The description of innovative shipment methods, for refrigerated biological materials, or using dry-ice, as compared to the standard but more complex liquid-nitrogen dry shippers was also discussed in order to make the distribution of mouse mutant resources cheaper and easier. The new set of sperm and oocyte cryopreservation methods and the optimized associated IVF procedures, as reported by CARD, Kumamoto University, in Japan, have also greatly contributed to promote the international exchange of mouse mutant resources, avoiding the always difficult and expensive shipment of live research laboratory animals.
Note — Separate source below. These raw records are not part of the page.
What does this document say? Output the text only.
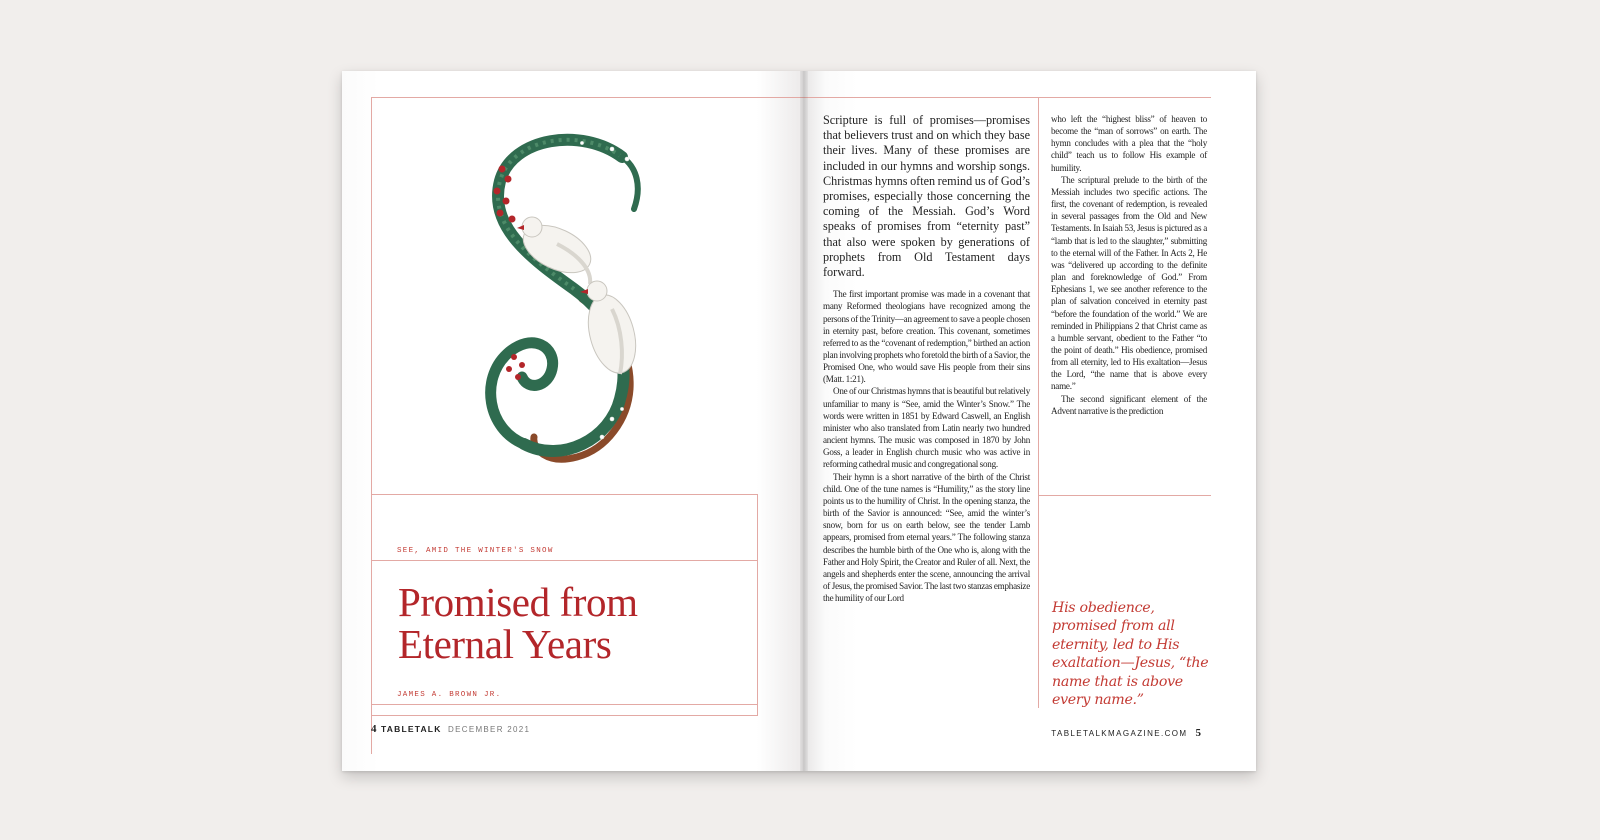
SEE, AMID THE WINTER'S SNOW
Promised from
Eternal Years
JAMES A. BROWN JR.
4 TABLETALK DECEMBER 2021

Scripture is full of promises—promises that believers trust and on which they base their lives. Many of these promises are included in our hymns and worship songs. Christmas hymns often remind us of God’s promises, especially those concerning the coming of the Messiah. God’s Word speaks of promises from “eternity past” that also were spoken by generations of prophets from Old Testament days forward.

The first important promise was made in a covenant that many Reformed theologians have recognized among the persons of the Trinity—an agreement to save a people chosen in eternity past, before creation. This covenant, sometimes referred to as the “covenant of redemption,” birthed an action plan involving prophets who foretold the birth of a Savior, the Promised One, who would save His people from their sins (Matt. 1:21).

One of our Christmas hymns that is beautiful but relatively unfamiliar to many is “See, amid the Winter’s Snow.” The words were written in 1851 by Edward Caswell, an English minister who also translated from Latin nearly two hundred ancient hymns. The music was composed in 1870 by John Goss, a leader in English church music who was active in reforming cathedral music and congregational song.

Their hymn is a short narrative of the birth of the Christ child. One of the tune names is “Humility,” as the story line points us to the humility of Christ. In the opening stanza, the birth of the Savior is announced: “See, amid the winter’s snow, born for us on earth below, see the tender Lamb appears, promised from eternal years.” The following stanza describes the humble birth of the One who is, along with the Father and Holy Spirit, the Creator and Ruler of all. Next, the angels and shepherds enter the scene, announcing the arrival of Jesus, the promised Savior. The last two stanzas emphasize the humility of our Lord

who left the “highest bliss” of heaven to become the “man of sorrows” on earth. The hymn concludes with a plea that the “holy child” teach us to follow His example of humility.

The scriptural prelude to the birth of the Messiah includes two specific actions. The first, the covenant of redemption, is revealed in several passages from the Old and New Testaments. In Isaiah 53, Jesus is pictured as a “lamb that is led to the slaughter,” submitting to the eternal will of the Father. In Acts 2, He was “delivered up according to the definite plan and foreknowledge of God.” From Ephesians 1, we see another reference to the plan of salvation conceived in eternity past “before the foundation of the world.” We are reminded in Philippians 2 that Christ came as a humble servant, obedient to the Father “to the point of death.” His obedience, promised from all eternity, led to His exaltation—Jesus the Lord, “the name that is above every name.”

The second significant element of the Advent narrative is the prediction

His obedience, promised from all eternity, led to His exaltation—Jesus, “the name that is above every name.”
TABLETALKMAGAZINE.COM 5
The legal agreements, such as Material Transfer Agreements (MTAs), governing the access to mouse mutant resources were also discussed extensively. The complexity of some of these MTAs and the often long administrative process involved for executing them, unnecessarily extends the time required to access to a given mouse mutant strain deposited in a major repository for academic use. Interesting analyses of common practices observed within the international mouse community and applied by mouse consortia were presented (Bubela et al. 2012; Mishra and Bubela, 2014). The overall recommendation was, whenever possible, avoid using specific MTAs and favor the unrestrictive distribution of mouse resources through simpler “conditions of use”, as regularly applied by The Jackson Laboratory (JAX) to all their mouse strains, and by EMMA-INFRAFRONTIER, for mouse lines non-associated to specific MTAs, in order also to reduce the administrative time to the minimum. In case MTAs should be included, for academic non-commercial use, the recommendations discussed were to simplify, and unify, the document as much as possible, ideally without requesting to disclose the field of use, without imposing reach through on modifications of the received materials and clearly defining third-party use after permission has been obtained. Attribution should also be clearly encouraged. Examples of simplified MTAs, also including useful institutional versions of these agreements, can be found at KOMP. The model deployed by AddGene, a non-profit organization dedicated to efficiently distribute plasmids among the scientific community, using also simple MTA procedures, was also presented as an example of successful solution.
Overall, this intense 2-day Infrafrontier-IMPC workshop fulfilled its aims and expectations. All stakeholders in the field could openly express their opinions, fears, opportunities, problems and solutions. The Organizers should be praised for their selection of speakers, topics and participants. Now it will be the time for the most difficult part: converting the agreements and recommendations into realities, while ensuring that researchers in academia, using mouse mutant resources, have an easier, simpler and faster access to mice and/or their associated products, for the benefit of science, and knowledge advance.